幹事クリタのコーカイ日誌1999

 
 8月29日 ● 料理は家事ではない、らしい。

 家事と言えば「掃除・洗濯・料理」というのが昔から三大定番。お料理ひとつまともにできないようでは恥ずかしくて嫁に出せない、というのが、つい最近までの日本の常識でした。

 しかし1970年代、「わたし作る人、ぼく食べる人」というCMが非難を浴びて中止に追い込まれた頃から、料理は家事の座を徐々に追われ始めていたのです。最初はインスタントラーメンに始まるレトルト食品の普及、「男子厨房に入らず」の逆をいく男性の料理ブームがあり、その後コンビニ弁当の一般化、そしてバブル期の外食ブームを経ている間に、すっかり料理をきちんと家で作る主婦は都市部を中心に減ってしまったようです。

 我が家ではカミさんが昔から料理好きなので、家で食事を食べることが多いのですが、どうも周りの話を聞いていると、それはかなり少数派らしいのです。現在の都市の30代〜40代前半の主婦はレトルト食品とコンビニ弁当と外食の繰り返しが当たり前と化していて、毎日3食きちんとご飯を作るなんて、とんでもない話。中にはキッチンが汚れるからと油モノどころか一切の料理はしない、という主婦までご近所に結構います。なにせ切って炒めて塩コショウするだけの焼きそばさえ、レトルトで間に合わせるそうですから。手抜きなんてレベルじゃないのですが、それを気にせず食べるダンナもダンナです。もっとも文句を言えば「じゃあ自分で作れば」と言われるのが落ちだから言わないだけなのかも知れませんけどね。

 彼女たちに言わせると、どうして手軽でそこそこ美味しい(少なくとも自分が作るよりもマシな)食事がレトルトであるのに料理なんてするのか、どうしてもちゃんとした食事をしたければ外食すれば良いではないか、ということらしいのです。
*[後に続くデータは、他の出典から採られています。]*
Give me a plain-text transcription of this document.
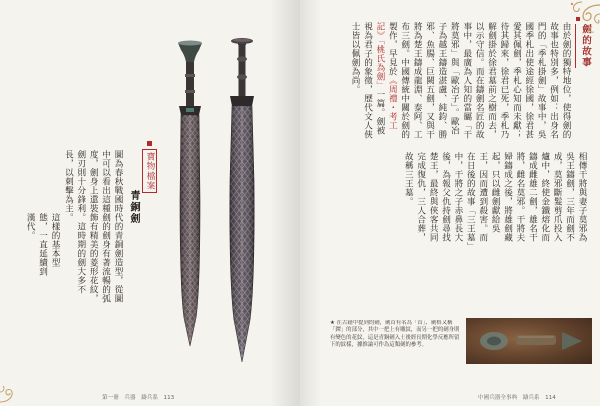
寶物檔案
青銅劍
圖為春秋戰國時代的青銅劍造型，從圖中可以看出這種劍的劍身有著流暢的弧度，劍身上還裝飾有精美的菱形花紋，劍刃則十分鋒利。這時期的劍大多不長，以刺擊為主。
這樣的基本型態，一直延續到漢代。
劍的故事
由於劍的獨特地位，使得劍的故事也特別多，例如：出身名門的「季札掛劍」故事中，吳國季札出使途經徐國，徐君甚愛其佩劍，季札心知而未獻；待其歸來，徐君已死，季札乃解劍掛於徐君墓前之樹而去，以示守信。而在鑄劍名匠的故事中，最廣為人知的當屬「干將莫邪」與「歐冶子」。歐冶子為越王鑄造湛盧、純鈞、勝邪、魚腸、巨闕五劍，又與干將為楚王鑄成龍淵、泰阿、工布三劍。中國傳統中關於劍的製作，早見於《周禮・考工記》「桃氏為劍」一篇。劍被視為君子的象徵，歷代文人俠士皆以佩劍為尚。
相傳干將與妻子莫邪為吳王鑄劍，三年而劍不成，莫邪斷髮剪爪投入爐中，終使金鐵熔化而鑄成雌雄二劍，雄名干將，雌名莫邪。干將夫婦鑄成之後，將雄劍藏起，只以雌劍獻給吳王，因而遭到殺害。而在日後的故事「三王墓」中，干將之子赤鼻長大後，為報父仇持劍尋找楚王，最終與俠客共同完成復仇，三人合葬，故稱三王墓。
★ 在古籍中提到的劍，劍首有名為「首」、劍格又稱「鐔」的部分，其中一把上有雕紋，而另一把的劍身則有變色的花紋，這是青銅劍入土後經長期化學反應所留下的紋樣，據推論可作為這類劍的參考。
第一冊　兵器　鑄兵系　113	中國兵器全事典　鑄兵系　114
昔のように共働き家庭で忙しいから料理を作っている暇はないということではないですよ。彼女たちは40才前後で専業主婦で子育てからも手が離れています。でも料理を作る気はないのです。今や料理をする主婦は好きでやっているとすら見なされています。趣味の料理であって家事の料理ではないのです。

 どうしてこうなってしまったのか、遡って考えれば、彼女たちの母親に責任がありそうです。現在の40才前後の主婦は「女性の自立」を大合唱している時代に青春期を過ごしてきました。専業主婦にはならない、家事の奴隷にならない、きちんと職業を持って男に束縛されず自立して生きることこそ素晴らしい、という思想の元に10代〜20代前半を育ってきたのです。この思想は、彼女たち以上に彼女たちの母親世代を惹きつけました。自分たちは家事ばかりして暮らしてきた、せめて娘には自由に伸び伸びと自分の人生を送って欲しい、と。
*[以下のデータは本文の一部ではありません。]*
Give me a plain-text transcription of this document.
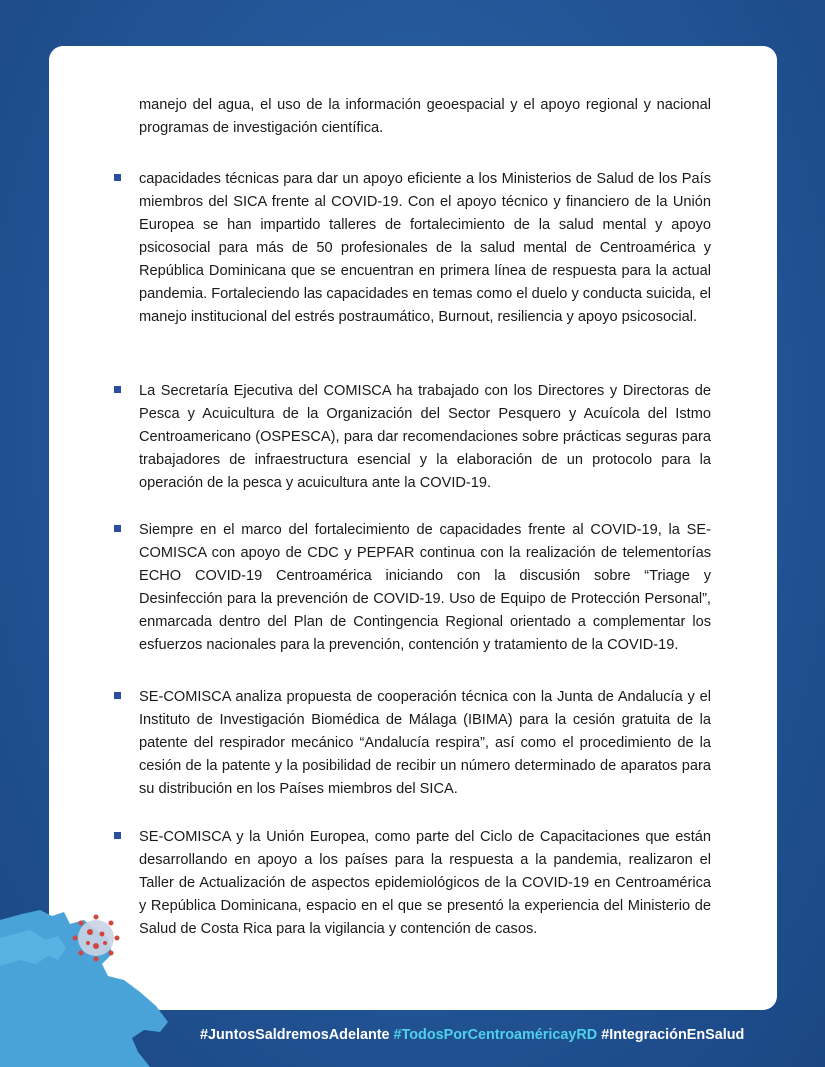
manejo del agua, el uso de la información geoespacial y el apoyo regional y nacional programas de investigación científica.

capacidades técnicas para dar un apoyo eficiente a los Ministerios de Salud de los País miembros del SICA frente al COVID-19. Con el apoyo técnico y financiero de la Unión Europea se han impartido talleres de fortalecimiento de la salud mental y apoyo psicosocial para más de 50 profesionales de la salud mental de Centroamérica y República Dominicana que se encuentran en primera línea de respuesta para la actual pandemia. Fortaleciendo las capacidades en temas como el duelo y conducta suicida, el manejo institucional del estrés postraumático, Burnout, resiliencia y apoyo psicosocial.

La Secretaría Ejecutiva del COMISCA ha trabajado con los Directores y Directoras de Pesca y Acuicultura de la Organización del Sector Pesquero y Acuícola del Istmo Centroamericano (OSPESCA), para dar recomendaciones sobre prácticas seguras para trabajadores de infraestructura esencial y la elaboración de un protocolo para la operación de la pesca y acuicultura ante la COVID-19.

Siempre en el marco del fortalecimiento de capacidades frente al COVID-19, la SE-COMISCA con apoyo de CDC y PEPFAR continua con la realización de telementorías ECHO COVID-19 Centroamérica iniciando con la discusión sobre “Triage y Desinfección para la prevención de COVID-19. Uso de Equipo de Protección Personal”, enmarcada dentro del Plan de Contingencia Regional orientado a complementar los esfuerzos nacionales para la prevención, contención y tratamiento de la COVID-19.

SE-COMISCA analiza propuesta de cooperación técnica con la Junta de Andalucía y el Instituto de Investigación Biomédica de Málaga (IBIMA) para la cesión gratuita de la patente del respirador mecánico “Andalucía respira”, así como el procedimiento de la cesión de la patente y la posibilidad de recibir un número determinado de aparatos para su distribución en los Países miembros del SICA.

SE-COMISCA y la Unión Europea, como parte del Ciclo de Capacitaciones que están desarrollando en apoyo a los países para la respuesta a la pandemia, realizaron el Taller de Actualización de aspectos epidemiológicos de la COVID-19 en Centroamérica y República Dominicana, espacio en el que se presentó la experiencia del Ministerio de Salud de Costa Rica para la vigilancia y contención de casos.

#JuntosSaldremosAdelante #TodosPorCentroaméricayRD #IntegraciónEnSalud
 しかし、思想は立派でも現実はそうならないのが世の常。結局母親に家事を躾けられることもなく、ずっと実家にいる間はいつまでものんびりと気ままに娘時代を送ってきた彼女たちは、結婚しても家事は「夫婦でするもの」と放棄、と言って経済的に自立するわけでもなく、自由気ままに遊ぶだけの強力無比な専業主婦へと成長したのです。彼女たちは人類の歴史を振り返ってみても稀なほど、一切の生産をせずただ消費するだけのライフスタイルを確立した真の消費生活人間と言ってもいいでしょう。

 もちろん、いま挙げた例は少々極端かも知れません。そもそも世の中には、消費活動だけしていられる恵まれた環境にある主婦なんて、全体から見ればごく少数派でしょう。しかし、ではそれほど珍しいのかと言えば、決してそんなこともない、これもまたよくある主婦の一典型なのです。少なくとも、現実に実現しているかどうかはともかく、考え方は近いな、という主婦がうじゃうじゃいることだけは確かですし、コンビニとレトルト食品の売り上げは右肩上がりで成長していくばかりです。もっともそういう主婦に限って『買ってはいけない』を熱心に読んでいたりするんですけどね。
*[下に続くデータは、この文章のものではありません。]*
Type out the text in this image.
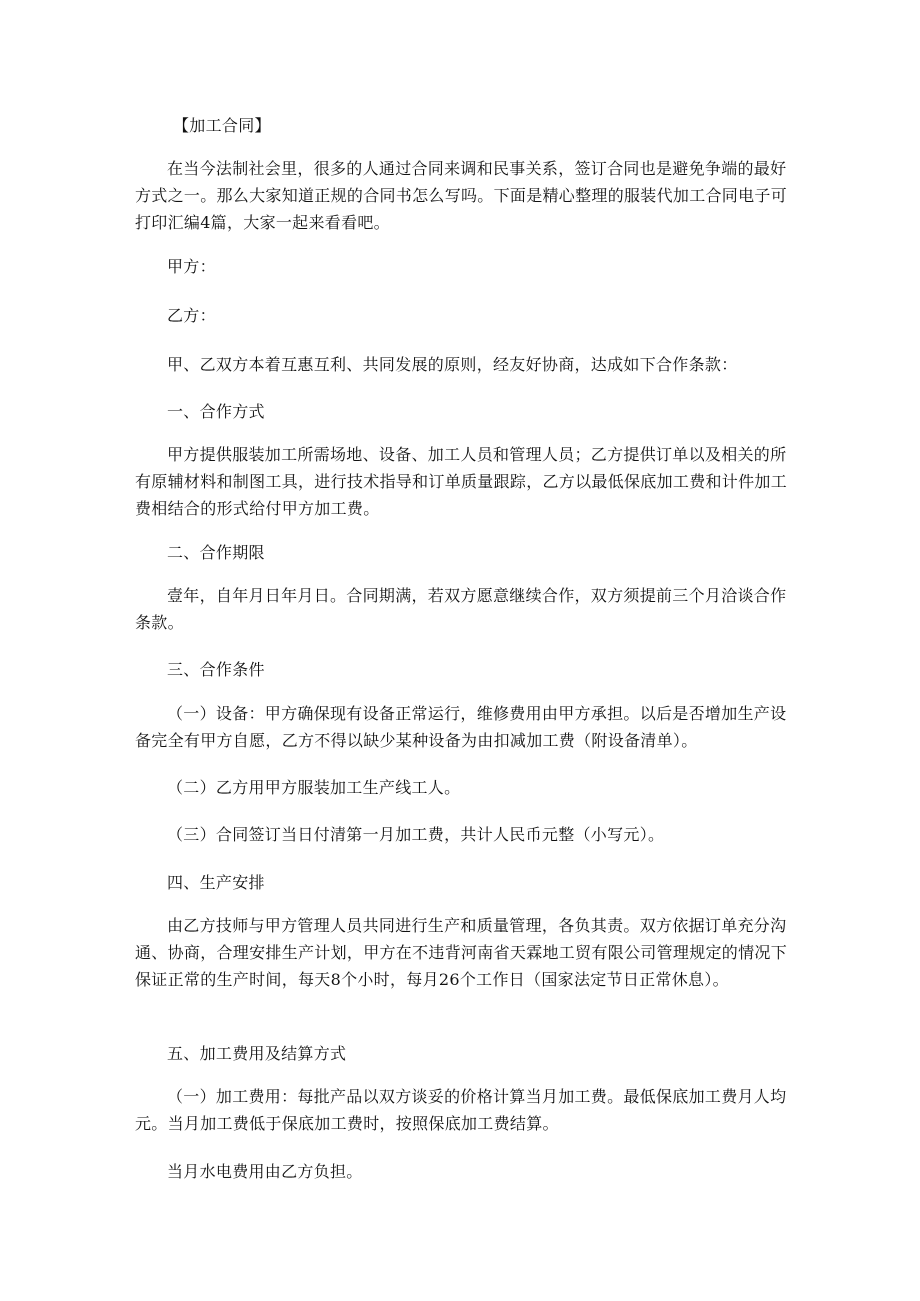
【加工合同】

在当今法制社会里，很多的人通过合同来调和民事关系，签订合同也是避免争端的最好方式之一。那么大家知道正规的合同书怎么写吗。下面是精心整理的服装代加工合同电子可打印汇编4篇，大家一起来看看吧。

甲方：

乙方：

甲、乙双方本着互惠互利、共同发展的原则，经友好协商，达成如下合作条款：

一、合作方式

甲方提供服装加工所需场地、设备、加工人员和管理人员；乙方提供订单以及相关的所有原辅材料和制图工具，进行技术指导和订单质量跟踪，乙方以最低保底加工费和计件加工费相结合的形式给付甲方加工费。

二、合作期限

壹年，自年月日年月日。合同期满，若双方愿意继续合作，双方须提前三个月洽谈合作条款。

三、合作条件

（一）设备：甲方确保现有设备正常运行，维修费用由甲方承担。以后是否增加生产设备完全有甲方自愿，乙方不得以缺少某种设备为由扣减加工费（附设备清单）。

（二）乙方用甲方服装加工生产线工人。

（三）合同签订当日付清第一月加工费，共计人民币元整（小写元）。

四、生产安排

由乙方技师与甲方管理人员共同进行生产和质量管理，各负其责。双方依据订单充分沟通、协商，合理安排生产计划，甲方在不违背河南省天霖地工贸有限公司管理规定的情况下保证正常的生产时间，每天8个小时，每月26个工作日（国家法定节日正常休息）。

五、加工费用及结算方式

（一）加工费用：每批产品以双方谈妥的价格计算当月加工费。最低保底加工费月人均元。当月加工费低于保底加工费时，按照保底加工费结算。

当月水电费用由乙方负担。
 そしてこの主婦たちの娘が主婦になった時。その時こそ、伝えられてきた日本の家庭料理の技術と知恵は完全に家庭から消え去っていることでしょう。そう、ちょうど和服を今の日本人が着られなくなったように、日本の伝統的家庭料理も日本人は自分じゃ作れなくなるのです。だってすでに「おふくろの味」が恋しければ小料理屋とかに行くしかないのが日本ですからね。家でちゃんと作った揚げ物や煮物が食べられるのも、あと少しのことですよ、きっと。